Studies investigating this type of creativity may involve asking participants to think outside the box and ‘diverge’ from common uses of an object, or to reimagine familiar structures and shapes into new, interesting ones. The goal of researchers with experiments like these is to find out how the brain operates during bursts of creativity, and whether some individuals can be more creative than others. 

Creativity and connectivity

Being creative often means making connections, like thinking that because both pineapple and pizza are great on their own, they could be great together as well. And that would be great squared — it’s simple math. The world has never seen a connection so divisive. 

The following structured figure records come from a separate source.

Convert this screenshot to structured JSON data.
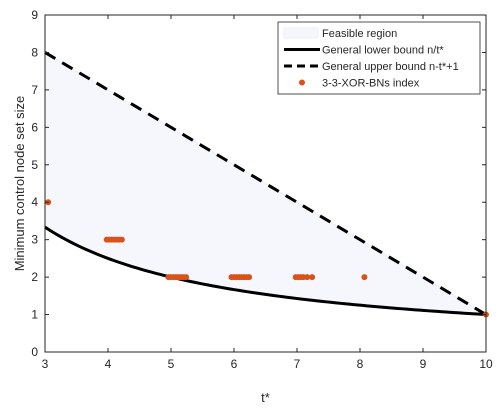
{
  "chart_data": {
    "type": "line",
    "title": "",
    "xlabel": "t*",
    "ylabel": "Minimum control node set size",
    "xlim": [
      3,
      10
    ],
    "ylim": [
      0,
      9
    ],
    "xticks": [
      3,
      4,
      5,
      6,
      7,
      8,
      9,
      10
    ],
    "yticks": [
      0,
      1,
      2,
      3,
      4,
      5,
      6,
      7,
      8,
      9
    ],
    "grid": false,
    "legend_position": "top-right",
    "n": 10,
    "series": [
      {
        "name": "Feasible region",
        "kind": "area",
        "color": "#f5f7fd",
        "edge": "#e4e8f5"
      },
      {
        "name": "General lower bound n/t*",
        "kind": "line",
        "style": "solid",
        "color": "#000000",
        "x": [
          3,
          3.5,
          4,
          4.5,
          5,
          5.5,
          6,
          6.5,
          7,
          7.5,
          8,
          8.5,
          9,
          9.5,
          10
        ],
        "y": [
          3.333,
          2.857,
          2.5,
          2.222,
          2.0,
          1.818,
          1.667,
          1.538,
          1.429,
          1.333,
          1.25,
          1.176,
          1.111,
          1.053,
          1.0
        ]
      },
      {
        "name": "General upper bound n-t*+1",
        "kind": "line",
        "style": "dashed",
        "color": "#000000",
        "x": [
          3,
          10
        ],
        "y": [
          8,
          1
        ]
      },
      {
        "name": "3-3-XOR-BNs index",
        "kind": "scatter",
        "color": "#d95319",
        "x": [
          3.05,
          3.98,
          4.02,
          4.06,
          4.1,
          4.14,
          4.18,
          4.22,
          4.96,
          5.0,
          5.04,
          5.08,
          5.12,
          5.16,
          5.2,
          5.24,
          5.96,
          6.0,
          6.04,
          6.08,
          6.12,
          6.16,
          6.2,
          6.24,
          6.98,
          7.02,
          7.06,
          7.1,
          7.16,
          7.24,
          8.07,
          10.0
        ],
        "y": [
          4,
          3,
          3,
          3,
          3,
          3,
          3,
          3,
          2,
          2,
          2,
          2,
          2,
          2,
          2,
          2,
          2,
          2,
          2,
          2,
          2,
          2,
          2,
          2,
          2,
          2,
          2,
          2,
          2,
          2,
          2,
          1
        ]
      }
    ]
  }
}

It is fitting that creativity presents itself through making connections that are not otherwise obvious, given that recent studies suggest the creative process involves connecting different networks in the brain that typically don’t collaborate. 

A 2016 study observed interactions between two large-scale systems in the brain that typically have an ‘antagonistic’ relationship — where one deactivates when the other is active — during creative thinking. 

These systems are the default network, the regions of the brain that activate during spontaneous thinking and imagination, and the executive control network, the regions of the brain that activate during focus and careful analytical thinking. Researcher Roger Beaty states that this interaction essentially brings about the ability to spontaneously generate ideas and then assess them to determine whether they’ll actually work. 

Furthermore, Beaty and his colleagues went on to research how some individuals can be more creative than others. The results of their 2018 study suggest that the more creative individuals are “better able to co-activate brain networks that usually work separately.”

The researchers assessed the same networks involved in creative thinking through the ‘alternate uses task’ — a test that asks participants to consider new and unusual uses for familiar objects, measuring their general creative thinking ability. They concluded that “Overall, people with stronger connections came up with better ideas.”

Future research is needed to determine whether these network connections could be strengthened through particular activities, and if so, whether such modifications boost creative thinking ability. If there’s one thing to take away from this article, it’s that you should sit down and seriously consider creating your own TikTok trend — be the pioneer of a dance that will take the app by storm for about two weeks and fade away into obscurity like nothing ever happened. This is what creativity is about, I think. Thought for thought.